Hi!
I’m trying to find some info about hardware fail over/redundancy. Everything I found about fail over is about WAN fail over but that is not what I’m looking for.
I have a RB450Gx4 which does a lots of stuff, for example port forwarding/NAT specific services between some subnets, being a NTP server and monitoring the connection to some hosts. We discovered that as more and more smart “functions” are added to this router the impact of a hardware malfunction increases more and more making the router hw a single point of failure.
I was looking for a way to install a second router with the same config but making it inactive as long as the main device is working. I can’t have both online because that would create lots of IP conflicts between the two routers Is that possible setup a “hot standby” redundancy in routeros?
Ultimately the standby router should copy it’s config from the primary as long as both are working fine so it is always current but it could also be something I have to manually sync, most important is the fail over functionality. Any tips where to start reading?
Ah, thanks! Sounds very similar to what I’m looking for Can VRRP also distribute config changes from master to backup nodes? Looks like that is left for the user to handle?
It’s tricky, trying to implement hardware failover can lead to more points of failure.
For example, if the LAN is configured to use VRRP for failover between the two routers how would you connect the two routers to your network - if you use a switch that then becomes a single point of failure. Similarly how would you share the WAN connection between the active and standby router.
You may want to have a look at this. It includes configuration synchronisation from active to standby.
What is missing so far is synchronisation of connection tracking, but the RouterOS 7 beta supports that too (the functionality is linked to VRRP there).
VRRP (and HSRP) are intended to preserve the first hop, so that hosts can always reach their default gateway. The routers sharing the virtual address could be completely different hardware and configuration.

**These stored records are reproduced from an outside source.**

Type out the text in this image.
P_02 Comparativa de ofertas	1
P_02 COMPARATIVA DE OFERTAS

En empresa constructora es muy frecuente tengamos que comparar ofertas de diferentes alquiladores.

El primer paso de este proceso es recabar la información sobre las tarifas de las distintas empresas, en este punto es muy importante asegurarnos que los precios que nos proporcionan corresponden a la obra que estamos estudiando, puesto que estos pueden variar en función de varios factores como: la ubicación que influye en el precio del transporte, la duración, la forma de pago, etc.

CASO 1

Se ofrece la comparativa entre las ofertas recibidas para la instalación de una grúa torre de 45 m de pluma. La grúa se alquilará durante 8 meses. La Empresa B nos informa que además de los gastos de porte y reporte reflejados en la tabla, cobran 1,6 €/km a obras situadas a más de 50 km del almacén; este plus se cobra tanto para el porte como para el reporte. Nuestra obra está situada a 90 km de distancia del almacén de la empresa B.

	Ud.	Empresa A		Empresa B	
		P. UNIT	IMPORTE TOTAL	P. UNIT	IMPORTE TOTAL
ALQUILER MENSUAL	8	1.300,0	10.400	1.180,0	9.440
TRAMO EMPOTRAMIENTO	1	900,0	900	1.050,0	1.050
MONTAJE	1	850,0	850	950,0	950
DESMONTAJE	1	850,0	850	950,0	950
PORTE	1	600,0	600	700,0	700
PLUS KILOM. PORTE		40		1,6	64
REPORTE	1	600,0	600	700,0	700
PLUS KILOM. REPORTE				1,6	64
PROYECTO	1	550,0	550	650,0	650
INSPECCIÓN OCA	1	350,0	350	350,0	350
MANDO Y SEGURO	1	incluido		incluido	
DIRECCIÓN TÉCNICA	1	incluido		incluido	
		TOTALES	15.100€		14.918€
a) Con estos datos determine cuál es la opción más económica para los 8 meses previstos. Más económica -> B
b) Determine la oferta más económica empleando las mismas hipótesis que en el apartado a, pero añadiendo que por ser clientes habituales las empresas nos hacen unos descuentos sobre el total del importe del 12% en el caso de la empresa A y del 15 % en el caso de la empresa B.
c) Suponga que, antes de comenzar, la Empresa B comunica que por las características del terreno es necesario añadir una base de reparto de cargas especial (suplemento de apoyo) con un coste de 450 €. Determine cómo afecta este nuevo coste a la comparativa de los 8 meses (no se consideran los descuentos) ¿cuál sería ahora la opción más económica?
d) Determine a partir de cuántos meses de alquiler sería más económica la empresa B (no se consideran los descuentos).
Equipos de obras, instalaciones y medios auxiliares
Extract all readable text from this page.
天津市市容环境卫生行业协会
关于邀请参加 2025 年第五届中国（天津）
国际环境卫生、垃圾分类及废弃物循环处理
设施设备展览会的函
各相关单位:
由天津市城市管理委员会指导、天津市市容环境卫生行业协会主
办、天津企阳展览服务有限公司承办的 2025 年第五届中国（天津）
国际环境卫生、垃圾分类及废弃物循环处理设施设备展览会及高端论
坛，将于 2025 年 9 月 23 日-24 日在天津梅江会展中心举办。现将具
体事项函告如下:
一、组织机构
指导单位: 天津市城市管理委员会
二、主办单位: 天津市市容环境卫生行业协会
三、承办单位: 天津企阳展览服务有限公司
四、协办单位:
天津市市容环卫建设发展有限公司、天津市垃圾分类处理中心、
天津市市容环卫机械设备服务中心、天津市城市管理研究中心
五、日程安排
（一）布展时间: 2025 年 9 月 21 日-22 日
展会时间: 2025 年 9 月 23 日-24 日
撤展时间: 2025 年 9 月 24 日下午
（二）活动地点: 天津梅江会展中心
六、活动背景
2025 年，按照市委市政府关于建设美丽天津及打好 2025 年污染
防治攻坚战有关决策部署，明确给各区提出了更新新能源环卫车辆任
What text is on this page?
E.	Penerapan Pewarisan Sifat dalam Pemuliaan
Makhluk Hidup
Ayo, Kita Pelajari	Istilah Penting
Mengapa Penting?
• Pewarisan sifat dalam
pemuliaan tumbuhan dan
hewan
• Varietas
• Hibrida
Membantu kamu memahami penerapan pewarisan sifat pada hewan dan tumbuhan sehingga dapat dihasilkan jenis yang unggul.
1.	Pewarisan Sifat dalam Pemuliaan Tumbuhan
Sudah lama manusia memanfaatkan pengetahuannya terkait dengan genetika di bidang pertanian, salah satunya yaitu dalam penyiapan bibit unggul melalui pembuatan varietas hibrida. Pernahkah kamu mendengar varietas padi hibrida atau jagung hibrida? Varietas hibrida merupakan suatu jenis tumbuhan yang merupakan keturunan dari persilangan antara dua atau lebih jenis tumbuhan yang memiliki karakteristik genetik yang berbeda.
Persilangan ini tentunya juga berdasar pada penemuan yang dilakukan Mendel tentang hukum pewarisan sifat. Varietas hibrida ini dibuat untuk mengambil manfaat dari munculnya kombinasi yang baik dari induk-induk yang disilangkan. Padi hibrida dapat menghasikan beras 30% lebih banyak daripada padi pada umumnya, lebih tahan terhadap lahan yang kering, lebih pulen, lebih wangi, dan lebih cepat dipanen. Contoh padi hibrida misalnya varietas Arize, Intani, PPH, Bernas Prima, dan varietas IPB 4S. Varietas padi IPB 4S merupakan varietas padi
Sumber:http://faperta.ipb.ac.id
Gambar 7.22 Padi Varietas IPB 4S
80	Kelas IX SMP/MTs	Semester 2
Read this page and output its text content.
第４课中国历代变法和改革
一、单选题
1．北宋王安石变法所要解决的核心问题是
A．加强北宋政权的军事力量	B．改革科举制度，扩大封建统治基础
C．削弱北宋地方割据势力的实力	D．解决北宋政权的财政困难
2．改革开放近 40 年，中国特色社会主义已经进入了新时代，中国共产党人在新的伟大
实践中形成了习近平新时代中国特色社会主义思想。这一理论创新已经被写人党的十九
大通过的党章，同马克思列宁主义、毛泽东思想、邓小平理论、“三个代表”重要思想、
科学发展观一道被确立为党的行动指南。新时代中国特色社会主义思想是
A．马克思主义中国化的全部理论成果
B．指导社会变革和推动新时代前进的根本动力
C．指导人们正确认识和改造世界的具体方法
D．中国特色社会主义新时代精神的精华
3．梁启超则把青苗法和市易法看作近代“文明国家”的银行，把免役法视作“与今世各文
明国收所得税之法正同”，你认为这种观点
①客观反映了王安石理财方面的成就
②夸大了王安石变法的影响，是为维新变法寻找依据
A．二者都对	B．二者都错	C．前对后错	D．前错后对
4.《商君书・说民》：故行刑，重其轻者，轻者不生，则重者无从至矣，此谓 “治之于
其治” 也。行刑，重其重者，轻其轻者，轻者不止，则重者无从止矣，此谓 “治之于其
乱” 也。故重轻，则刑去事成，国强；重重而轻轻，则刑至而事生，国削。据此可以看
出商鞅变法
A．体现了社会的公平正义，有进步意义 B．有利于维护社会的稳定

Thank you for your comment! I have redundant switches too. Not an active type of redundancy but a backup switch below the primary with same config so I just have to move all the cables to the same ports in the other switch in case of malfunction This is also something I could do with the RB devices but I think it is harder to keep the backup device config in sync with the primary with a more complex config than the switches uses Especially since the backup device can’t be connected all the time as it will cause IP conflicts if I duplicate the config straight off…
Ah thanks! Certainly looks like a interesting read I think I could live without connection tracking, all the connections would then just have to reconnect I guess? That would probably happen rather quickly at user application level so they would probably not even notice a quick drop I guess…
I understand the concept for it yes but I’m not completely sure it is right for me. I have so many IPs and interfaces on it… it is even standby for specific hosts on the layer two network for which the connections can never go down (switch or cable failures) so it monitors IPs and if they become unreachable it takes over the IP and enables it on itself and handles and that traffic a completely different way using NAT and layer 3 routes. The host hosts on the first network hardly notice there has been a connection break and that the L2 traffic is rerouted over L3 links
So it is not a “standard” default GW on the network… I use it more like a network “helper” to make other super important connections run smooth without any connection disruptions.
Interesting,
So I could have a completely different router (both MT) connected concurrently and if one fails the other picks up without skipping a beat, well once ROs7 comes online (addressing existing connections).
I like it, who doesnt have an extra MT router kicking around. I have mine setup to add manually if the main router fails.
Q1. My question is how does this work with (or perhaps interfere) with failover.
For example if the main ISP fails, and the router kicks to the secondary ISP, is there a chance it may try to kick to the other router??
Q2. Ie how does VRRF handle multiple wans??
Q3, What is the trigger, unable to reach next hop? Detect loss of power in other router??
Q4. Assuming one has to use a dedicated port on the main router to connect to a dedicated port on the secondary router to monitory BUT if the unit is dead electrically does not the secondary have to be connected to both modems as well??
@anav, your post above is a typical example of where a moderator should convert a post into an initial one of a separate topic. Could you do that yourself, please?